Arctic Indian Clothing Artifacts

Do you want to learn about clothing artifacts belonging to the Arctic Indians? Are you interested in discovering Arctic Indian clothing artifacts? Read our guide for more facts and information…

Clothing of the Arctic

For the Indians who made their home in the arctic it was essential that the clothing they wore insulated them against the extreme cold. The fur that was used in creating the clothing was critical as it served as insulation during the winter and throughout the year. Most Indians of the arctic wore their clothing in layers for additional heat often including two or three layers of skins. Similarly, during extreme weather multiple pieces of each article of clothing would be worn. Clothing artifacts of the Arctic Indians include coats, trousers, socks, boots, stockings, and shoes. The designs of these artifacts changes based on gender, age, and location. Also, as time passed and the Indians began to trade with the Europeans the styles were again adapted, as glass beads and metal were introduced. The traditional design of these artifacts was to use caribou, seal, or polar bear skin to design the pieces of clothing. Sealskin was particularly useful for footwear as it was durable and waterproof. The design of these artifacts also demonstrates that not only the exterior of the clothing was fur lined but the interior of the garments were as well.

Kamiks

Kamiks are a traditional style of boots used by the Arctic Indians.

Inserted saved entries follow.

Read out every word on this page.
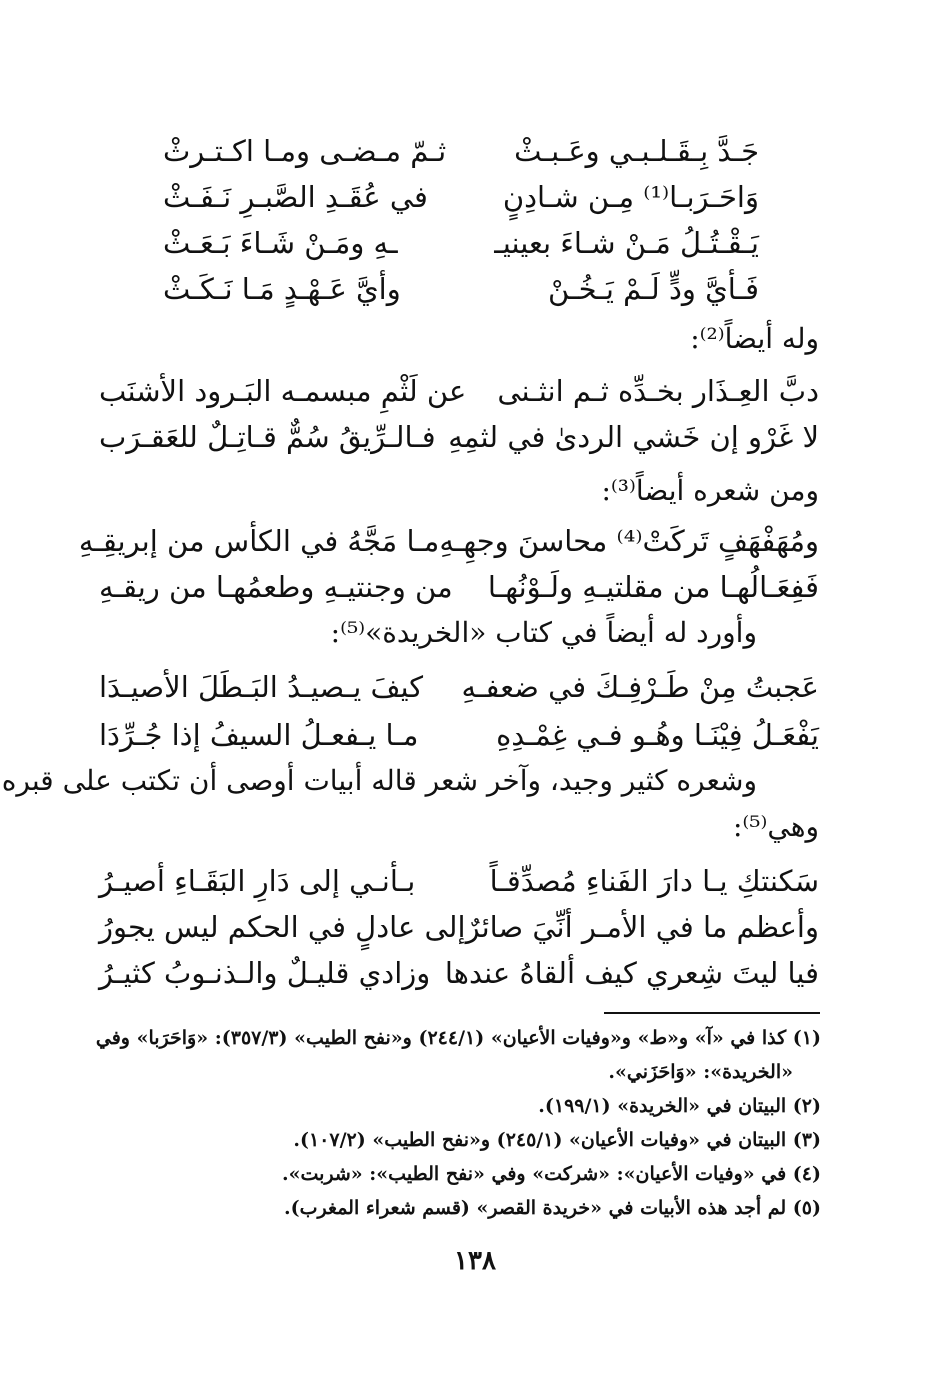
جَـدَّ بِـقَـلـبـي وعَـبـثْ
ثـمّ مـضـى ومـا اكـتـرثْ
وَاحَـرَبـا⁽¹⁾ مِـن شـادِنٍ
في عُقَـدِ الصَّبـرِ نَـفَـثْ
يَـقْـتُـلُ مَـنْ شـاءَ بعينيـ
ـهِ ومَـنْ شَـاءَ بَـعَـثْ
فَـأيَّ ودٍّ لَـمْ يَـخُـنْ
وأيَّ عَـهْـدٍ مَـا نَـكَـثْ
وله أيضاً⁽²⁾:
دبَّ العِـذَار بخـدِّه ثـم انثـنى
عن لَثْمِ مبسمـه البَـرود الأشنَب
لا غَرْو إن خَشي الردىٰ في لثمِهِ
فـالـرِّيقُ سُمٌّ قـاتِـلٌ للعَقـرَب
ومن شعره أيضاً⁽³⁾:
ومُهَفْهَفٍ تَركَتْ⁽⁴⁾ محاسنَ وجهِـهِ
مـا مَجَّهُ في الكأس من إبريقِـهِ
فَفِعَـالُهـا من مقلتيـهِ ولَـوْنُهـا
من وجنتيـهِ وطعمُهـا من ريقـهِ
وأورد له أيضاً في كتاب «الخريدة»⁽⁵⁾:
عَجبتُ مِنْ طَـرْفِـكَ في ضعفـهِ
كيفَ يـصيـدُ البَـطَلَ الأصيـدَا
يَفْعَـلُ فِيْنَـا وهُـو فـي غِمْـدِهِ
مـا يـفعـلُ السيفُ إذا جُـرِّدَا
وشعره كثير وجيد، وآخر شعر قاله أبيات أوصى أن تكتب على قبره
وهي⁽⁵⁾:
سَكنتكِ يـا دارَ الفَناءِ مُصدِّقـاً
بـأنـي إلى دَارِ البَقَـاءِ أصيـرُ
وأعظم ما في الأمـر أنِّيَ صائرٌ
إلى عادلٍ في الحكم ليس يجورُ
فيا ليتَ شِعري كيف ألقاهُ عندها
وزادي قليـلٌ والـذنـوبُ كثيـرُ
(١) كذا في «آ» و«ط» و«وفيات الأعيان» (٢٤٤/١) و«نفح الطيب» (٣٥٧/٣): «وَاحَرَبا» وفي
«الخريدة»: «وَاحَزَني».
(٢) البيتان في «الخريدة» (١٩٩/١).
(٣) البيتان في «وفيات الأعيان» (٢٤٥/١) و«نفح الطيب» (١٠٧/٢).
(٤) في «وفيات الأعيان»: «شركت» وفي «نفح الطيب»: «شربت».
(٥) لم أجد هذه الأبيات في «خريدة القصر» (قسم شعراء المغرب).
١٣٨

Kamiks are constructed out of either seal or caribou skin. These hides are preferred not only for their warmth but also for their ability to protect against water. The different tribes of Arctic Indians each have their own unique designs that personalize the Kamiks of their region. It is also of note that although these boots are well insulated in order to ensure complete protection against the cold it is important to wear socks and common to wear multiple pairs of this additional garment.

Amauti

An amauti is a clothing artifact that is more commonly referred to as a women’s parka. This style of parka like most other garments is designed out of caribou or seal skin. It is also interesting that this essential garment in the conditions of the arctic does not go without decoration. The most common decoration on an amauti artifact is fringes along the front; beads are also possible. The artifact also has an interesting feature as the deep hood in the back of the parka is able to hold both the young and small children as well as babies.

Snow Goggles

In the weather conditions of the arctic that include extreme cold, snow, and wind protection on one’s face is important. The clothing artifact of snow goggles demonstrates how the Arctic Indians dealt with these conditions. Snow goggles were designed out of caribou antlers or ivory walrus tusks to create the frame. The frame was then lined with available skins. This design prevented the face of the wearer from being totally exposed to the arctic elements.